Each drive in an NFL game represents an opportunity for a team to score. The have a few attributes:
- a starting position
- a starting time
- an offense and a defense
- an outcome:
- Punt
- Interception/Fumble lost
- Turnover on downs
- Touchdown
- Field goal attempt
- End of Half / Game
$ wget -O schedule.html http://espn.go.com/nfl/schedule/_/year/2013/week/1
$ python scripts/get_drives.py schedule.html > schedule_games.csv
We use this to get a list of ESPN gameIds for all regular season games 2002-2014.

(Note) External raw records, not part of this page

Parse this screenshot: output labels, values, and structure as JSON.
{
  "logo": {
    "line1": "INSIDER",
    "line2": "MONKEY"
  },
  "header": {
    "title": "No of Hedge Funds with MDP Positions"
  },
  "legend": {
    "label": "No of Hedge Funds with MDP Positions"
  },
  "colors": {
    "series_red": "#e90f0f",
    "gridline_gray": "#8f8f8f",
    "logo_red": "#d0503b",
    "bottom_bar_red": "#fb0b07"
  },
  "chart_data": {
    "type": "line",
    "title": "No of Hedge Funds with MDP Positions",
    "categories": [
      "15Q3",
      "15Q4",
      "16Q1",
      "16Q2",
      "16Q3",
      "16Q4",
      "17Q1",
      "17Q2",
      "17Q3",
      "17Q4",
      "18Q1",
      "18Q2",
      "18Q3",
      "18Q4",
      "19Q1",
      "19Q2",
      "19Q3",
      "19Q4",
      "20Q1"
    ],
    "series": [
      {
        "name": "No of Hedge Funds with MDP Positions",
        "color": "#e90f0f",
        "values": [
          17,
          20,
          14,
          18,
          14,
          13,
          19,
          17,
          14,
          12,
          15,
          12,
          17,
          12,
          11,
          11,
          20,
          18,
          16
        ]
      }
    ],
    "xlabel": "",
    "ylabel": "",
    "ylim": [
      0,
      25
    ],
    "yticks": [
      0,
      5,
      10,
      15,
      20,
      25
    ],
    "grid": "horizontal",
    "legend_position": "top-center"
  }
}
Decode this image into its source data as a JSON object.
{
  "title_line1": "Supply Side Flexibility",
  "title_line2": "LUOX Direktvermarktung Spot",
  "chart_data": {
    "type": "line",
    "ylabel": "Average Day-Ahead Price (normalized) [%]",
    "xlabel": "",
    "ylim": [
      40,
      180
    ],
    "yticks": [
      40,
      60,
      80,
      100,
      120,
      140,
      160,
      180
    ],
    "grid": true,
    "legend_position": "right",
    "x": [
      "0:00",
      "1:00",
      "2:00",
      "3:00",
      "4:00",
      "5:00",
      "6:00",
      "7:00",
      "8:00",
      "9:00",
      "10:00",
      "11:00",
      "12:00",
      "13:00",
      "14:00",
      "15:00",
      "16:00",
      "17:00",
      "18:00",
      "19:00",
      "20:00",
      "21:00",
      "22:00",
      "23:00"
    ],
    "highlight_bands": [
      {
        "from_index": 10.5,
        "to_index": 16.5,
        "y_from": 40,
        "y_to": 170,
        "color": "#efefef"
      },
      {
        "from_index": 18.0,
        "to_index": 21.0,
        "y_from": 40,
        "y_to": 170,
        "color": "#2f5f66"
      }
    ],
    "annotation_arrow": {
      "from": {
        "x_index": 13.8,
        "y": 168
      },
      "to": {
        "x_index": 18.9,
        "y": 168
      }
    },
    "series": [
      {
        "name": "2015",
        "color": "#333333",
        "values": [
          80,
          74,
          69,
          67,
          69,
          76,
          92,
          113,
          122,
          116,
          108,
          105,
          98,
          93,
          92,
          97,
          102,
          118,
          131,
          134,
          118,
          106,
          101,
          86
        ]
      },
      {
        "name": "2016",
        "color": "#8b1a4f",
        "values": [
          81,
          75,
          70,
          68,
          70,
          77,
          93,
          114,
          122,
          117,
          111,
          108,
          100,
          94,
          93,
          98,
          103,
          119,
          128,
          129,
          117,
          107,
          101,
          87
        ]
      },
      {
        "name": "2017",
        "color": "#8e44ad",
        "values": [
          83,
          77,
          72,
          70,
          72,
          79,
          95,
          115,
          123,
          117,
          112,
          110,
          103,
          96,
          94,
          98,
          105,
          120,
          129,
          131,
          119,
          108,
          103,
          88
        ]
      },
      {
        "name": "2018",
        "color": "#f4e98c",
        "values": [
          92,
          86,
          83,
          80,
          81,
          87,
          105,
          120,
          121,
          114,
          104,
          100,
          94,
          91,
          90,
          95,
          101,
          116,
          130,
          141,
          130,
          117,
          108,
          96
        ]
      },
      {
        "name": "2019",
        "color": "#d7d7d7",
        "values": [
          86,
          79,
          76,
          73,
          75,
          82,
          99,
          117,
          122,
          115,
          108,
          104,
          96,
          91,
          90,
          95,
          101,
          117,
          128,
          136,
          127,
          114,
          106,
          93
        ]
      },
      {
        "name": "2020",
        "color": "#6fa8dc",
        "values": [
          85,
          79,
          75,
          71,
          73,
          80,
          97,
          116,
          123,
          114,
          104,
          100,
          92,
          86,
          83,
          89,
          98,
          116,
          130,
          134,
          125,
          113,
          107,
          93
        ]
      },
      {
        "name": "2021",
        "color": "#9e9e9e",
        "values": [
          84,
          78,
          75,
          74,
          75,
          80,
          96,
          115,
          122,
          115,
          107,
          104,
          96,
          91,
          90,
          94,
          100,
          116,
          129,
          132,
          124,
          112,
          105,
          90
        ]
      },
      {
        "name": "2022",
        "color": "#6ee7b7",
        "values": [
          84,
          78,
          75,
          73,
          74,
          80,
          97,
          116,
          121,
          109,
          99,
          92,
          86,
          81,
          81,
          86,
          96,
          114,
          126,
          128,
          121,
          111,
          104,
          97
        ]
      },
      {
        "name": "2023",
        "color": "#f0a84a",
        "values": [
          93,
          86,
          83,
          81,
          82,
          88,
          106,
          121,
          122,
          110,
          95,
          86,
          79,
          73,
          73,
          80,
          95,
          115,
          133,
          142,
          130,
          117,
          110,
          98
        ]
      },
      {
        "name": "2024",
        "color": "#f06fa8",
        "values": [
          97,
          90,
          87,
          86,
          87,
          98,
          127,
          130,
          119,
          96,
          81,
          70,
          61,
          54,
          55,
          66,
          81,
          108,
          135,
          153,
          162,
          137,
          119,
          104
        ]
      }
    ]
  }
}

$ wget -O game.html http://espn.go.com/nfl/drivechart?gameId=261105003
$ python scripts/get_drives.py game.html > game_drives.csv
There are fancier ways of automating this scraping process for whole seasons. You can find those in the Makefile
.
This is mostly done in analysis/load_data.R
. I'm not 100% satisfied with the process yet but it passes various eyeball tests. A few games have bad data on ESPN (not enough drives, no drives) and so they are filtered out. Many drives themselves are listed as lineitems in the charts, but they are actually special teams plays (e.g. Kickoffs, punt returns). These are also filtered out for now, though it may be reasonable to analyze these plays on their own. I think average drive starting position is an interesting thing to look at next and this will depend on special teams play.
I plan on using this to analyze team strength. Eventually there will be a Bayesian model in Stan that measures each team's offensive and defensive strength and how it has evolved over time.
Once you can forecast a distribution over drive outcomes, you need to forecast the number of drives each team will be get (and their starting positions) to get a posterior over game scores. It should be fairly straightforward to use this approach for forecasting game outcomes, although I expect that the point distributions will be pretty high variance.